Of course, U.S. forces hadn't drawn down to "pre surge" levels. They are only now just getting back to 140,000, which is still above pre-surge levels. But that's beside the point. What was McCain referring in that moment? Was he saying "We are drawing back down to where we were before Colonel McFarland started using counterinsurgency tactics in Anbar as part of the Anbar Awakening." No, that is completely and patently absurd. He meant that we are coming back down to pre-January 2007 numbers when the "surge" actually began.
In fact, he added later:
"The surge, we have drawn down from the surge and we will complete that drawdown to the end -- at the end of July. That's just a factual statement."
According to this statement John McCain is basically asserting that the surge is over. But based on his own definition today the "surge" actually equals the counterinsurgency strategy. So, is the counterinsurgency strategy over? I think that might be news to General Petraeus.

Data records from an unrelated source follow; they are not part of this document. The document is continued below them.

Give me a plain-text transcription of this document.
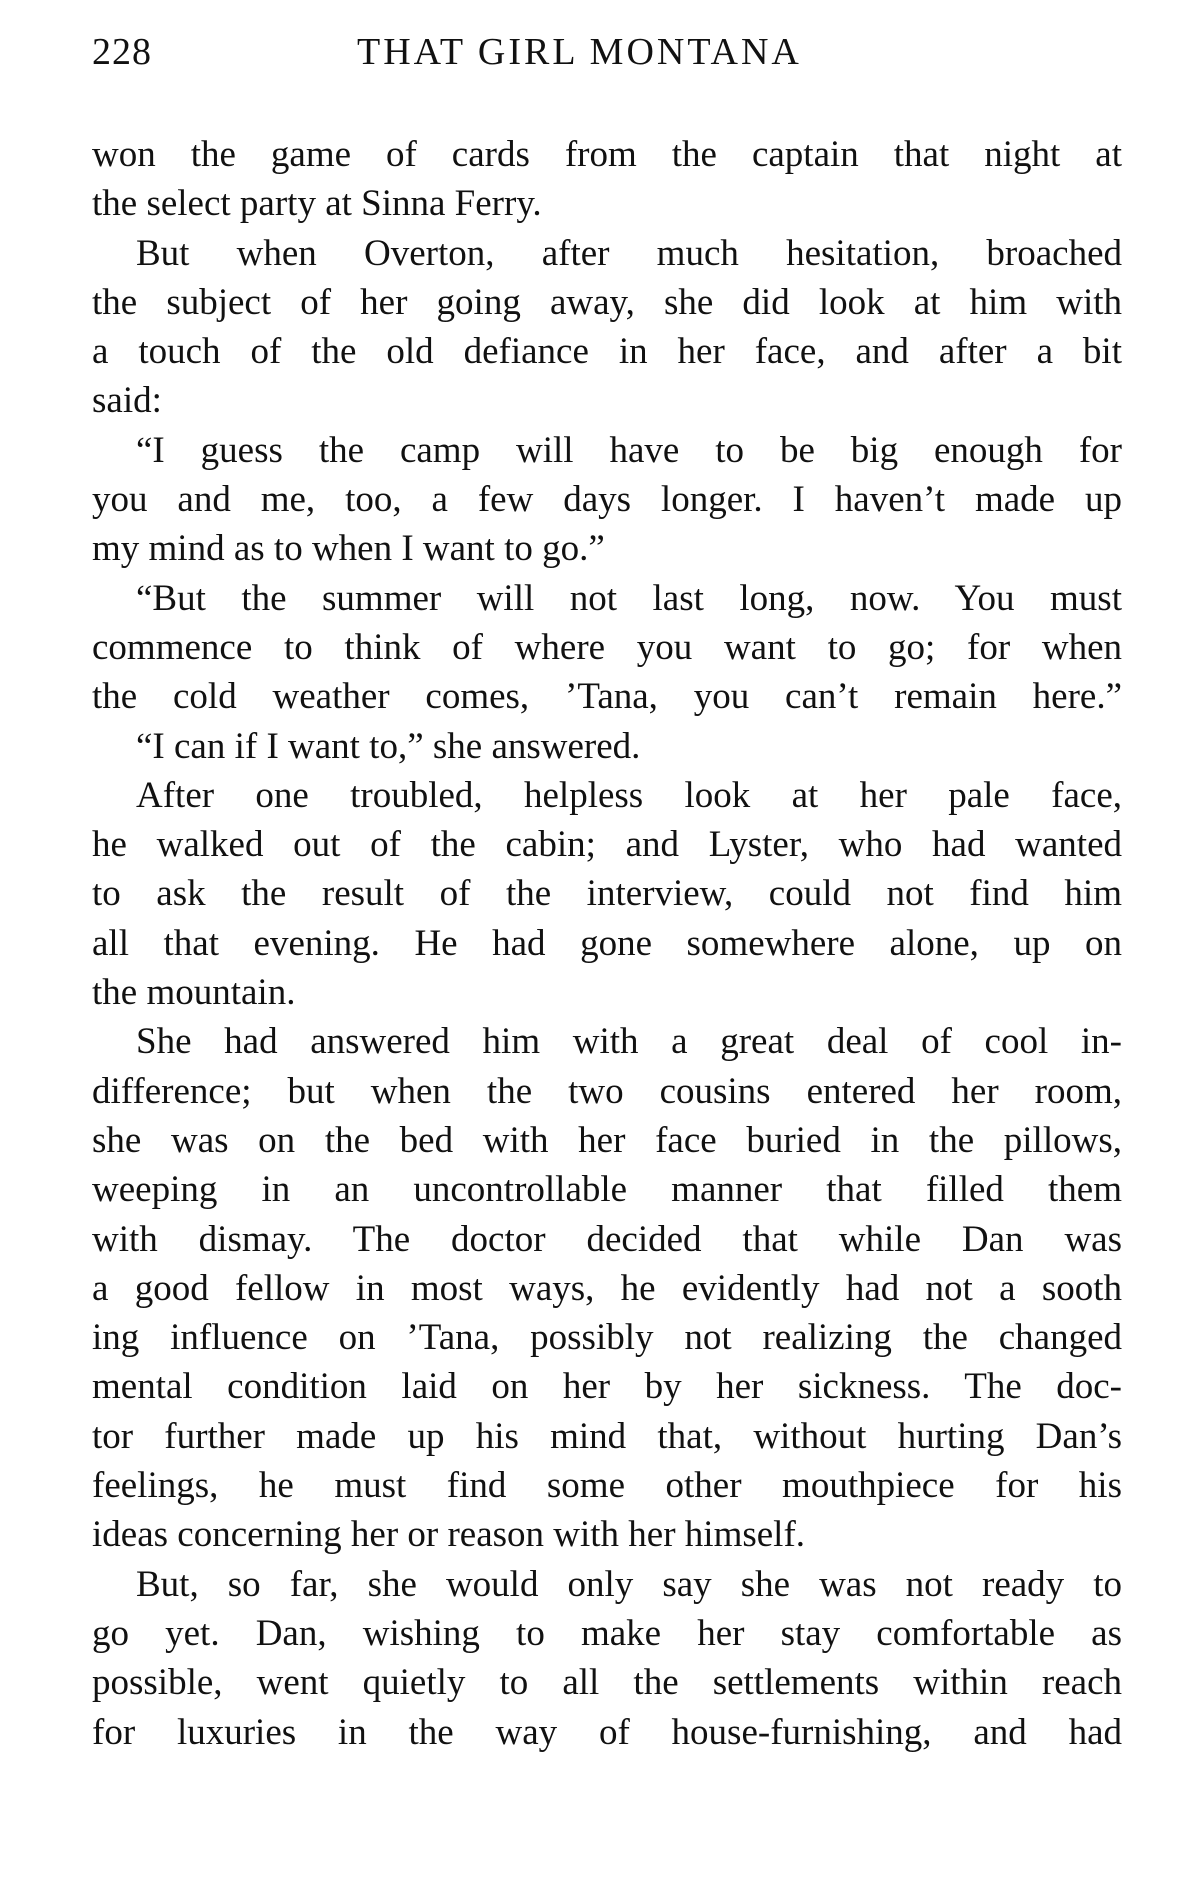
228	THAT GIRL MONTANA
won the game of cards from the captain that night at
the select party at Sinna Ferry.
But when Overton, after much hesitation, broached
the subject of her going away, she did look at him with
a touch of the old defiance in her face, and after a bit
said:
“I guess the camp will have to be big enough for
you and me, too, a few days longer. I haven’t made up
my mind as to when I want to go.”
“But the summer will not last long, now. You must
commence to think of where you want to go; for when
the cold weather comes, ’Tana, you can’t remain here.”
“I can if I want to,” she answered.
After one troubled, helpless look at her pale face,
he walked out of the cabin; and Lyster, who had wanted
to ask the result of the interview, could not find him
all that evening. He had gone somewhere alone, up on
the mountain.
She had answered him with a great deal of cool in-
difference; but when the two cousins entered her room,
she was on the bed with her face buried in the pillows,
weeping in an uncontrollable manner that filled them
with dismay. The doctor decided that while Dan was
a good fellow in most ways, he evidently had not a sooth
ing influence on ’Tana, possibly not realizing the changed
mental condition laid on her by her sickness. The doc-
tor further made up his mind that, without hurting Dan’s
feelings, he must find some other mouthpiece for his
ideas concerning her or reason with her himself.
But, so far, she would only say she was not ready to
go yet. Dan, wishing to make her stay comfortable as
possible, went quietly to all the settlements within reach
for luxuries in the way of house-furnishing, and had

Now, semantics is not policy, and I imagine the important thing here is not what we call the change in strategy in Iraq, but what it accomplished. But McCain -- famously, perhaps foolishly, certainly stubbornly -- bet his entire campaign on that change in strategy, and on his assertion of a more sophisticated understanding of the situation in Iraq, and that is the standard that critics are holding him to. As for voters, well, maybe if someone writes a country song explaining the whole thing...
Actually, that would be helpful for me as well.